The Rebuild America Jobs Act, Reid said, would create “hundreds of thousands” of new jobs. The bill invests $50 billion in immediate projects for roads, rails and airports and another $10 billion for a National Infrastructure Bank that will leverage private and public capital to help fund infrastructure projects.
The bill is paid for by a 0.7 percent surcharge of Americans making over $1 million.
“Everyone who has stepped outside their front door or traveled a little bit knows how badly we’re in need of doing something about our highways, roads, bridges, dams and we’re doing to do that,” Reid said. “There is no reason to block this bill.”
The Senate will vote on this bill after a week-long recess next week.
But that vote is likely to be another rejection if it follows the pattern of the previous jobs measures. Senate Republicans, and likely some Democrats, have been consistently against what they call new “stimulus spending,” and oppose the tax increase for Americans making more than $1 million a year.

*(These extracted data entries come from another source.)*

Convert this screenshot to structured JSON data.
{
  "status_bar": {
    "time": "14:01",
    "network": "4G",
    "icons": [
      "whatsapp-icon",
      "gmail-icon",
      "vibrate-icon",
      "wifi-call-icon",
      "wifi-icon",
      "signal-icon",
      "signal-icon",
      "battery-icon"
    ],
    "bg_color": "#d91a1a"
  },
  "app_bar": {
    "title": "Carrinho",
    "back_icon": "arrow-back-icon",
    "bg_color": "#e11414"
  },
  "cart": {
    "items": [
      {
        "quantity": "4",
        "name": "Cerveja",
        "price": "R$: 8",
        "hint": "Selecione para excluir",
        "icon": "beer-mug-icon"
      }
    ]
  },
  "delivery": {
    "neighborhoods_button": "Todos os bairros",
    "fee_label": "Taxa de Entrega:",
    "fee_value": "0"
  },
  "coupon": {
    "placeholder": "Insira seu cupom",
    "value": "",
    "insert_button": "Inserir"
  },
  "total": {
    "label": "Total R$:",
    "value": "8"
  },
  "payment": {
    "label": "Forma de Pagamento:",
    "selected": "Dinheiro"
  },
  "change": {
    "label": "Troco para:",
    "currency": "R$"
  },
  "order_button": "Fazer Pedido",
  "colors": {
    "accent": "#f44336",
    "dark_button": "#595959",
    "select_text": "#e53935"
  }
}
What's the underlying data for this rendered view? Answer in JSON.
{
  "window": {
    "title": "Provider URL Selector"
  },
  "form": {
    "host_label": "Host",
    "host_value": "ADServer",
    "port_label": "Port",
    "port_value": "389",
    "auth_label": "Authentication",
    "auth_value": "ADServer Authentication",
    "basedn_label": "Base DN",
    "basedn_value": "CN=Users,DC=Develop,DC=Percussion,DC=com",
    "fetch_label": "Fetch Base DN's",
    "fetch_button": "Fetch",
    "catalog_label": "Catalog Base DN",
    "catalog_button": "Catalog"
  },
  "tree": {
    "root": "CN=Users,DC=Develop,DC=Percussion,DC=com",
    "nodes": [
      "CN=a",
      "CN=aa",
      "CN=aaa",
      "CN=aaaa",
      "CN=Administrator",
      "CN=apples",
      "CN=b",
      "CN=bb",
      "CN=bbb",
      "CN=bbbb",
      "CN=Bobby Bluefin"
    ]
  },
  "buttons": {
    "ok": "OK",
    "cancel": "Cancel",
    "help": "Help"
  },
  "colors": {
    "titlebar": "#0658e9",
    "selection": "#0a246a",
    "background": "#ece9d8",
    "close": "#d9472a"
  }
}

“Two years after spending tens of billions of dollars on ‘shovel ready’ projects in his first stimulus bill, President Obama famously admitted that those projects weren’t as shovel-ready as he thought they were,” said John Ashbrook, a spokesman for Senate Minority Leader Mitch McConnell, R-Ky. “It would be the height of irresponsibility to make the same mistake twice.”
Reid bristled when asked why he would not change the “payfor,” which some members of his own party and all Republicans are against, insisting that it is a “very small surtax” and if Senate Republicans are against this it means they are not “in tune” with their constituents.
“They need to break away from the pack and do what their Republican constituents around the country think is the right thing to do,” Reid said.